The Effect of Education on Medical Technology Adoption: Are the More Educated More Likely to Use New Drugs
There is a large body of work that documents a strong, positive correlation between education and measures of health, but little is known about the mechanisms by which education might affect health. One possibility is that more educated individuals are more likely to adopt new medical technologies. We investigate this theory by asking whether more educated people are more likely to use newer drugs, while controlling for other individual characteristics, such as income and insurance status. Using the 1997 MEPS, we find that more highly educated people are more likely to use drugs more recently approved by the FDA. We find that education only matters for individuals who repeatedly purchase drugs for a given condition, suggesting that the more educated are better able to learn from experience.
Bounds in Competing Risks Models and the War on Cancer
Competing risks models are fundamentally unidentified. This paper derives bounds for aspects of the underlying distributions under a number of different assumptions.
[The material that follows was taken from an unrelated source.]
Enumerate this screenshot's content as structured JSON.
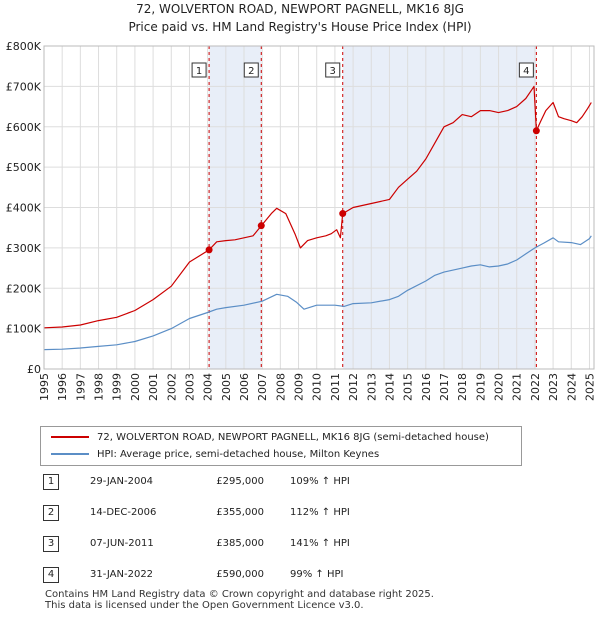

These bounds are then applied to mortality data from the US. We find that trends in cancer show much larger improvements than was previously estimated.Bounds; Competing Risks; Cancer
Education and Health: Insights from International Comparisons
In this review we synthesize what is known about the relationship between education and health. A large number of studies from both rich and poor countries show that education is associated with better health. While previous work has thought of the effect of education separately for rich and poor countries, we argue that there are insights to be gained by integrating the two. For example, education is associated with lower malnutrition in most countries, but in richer countries the educated have lower BMIs whereas in poor countries the educated have higher BMIs. This suggests that the behaviors associated with better health differ depending on the level of development. We illustrate this approach by comparing the effects of education on various health and health behaviors around the world, to generate hypotheses about why education is so often (but not always) predictive of health. Finally, we review the empirical evidence on the relationship between education and health, paying particular attention to causal evidence and evidence on mechanisms linking education to better health.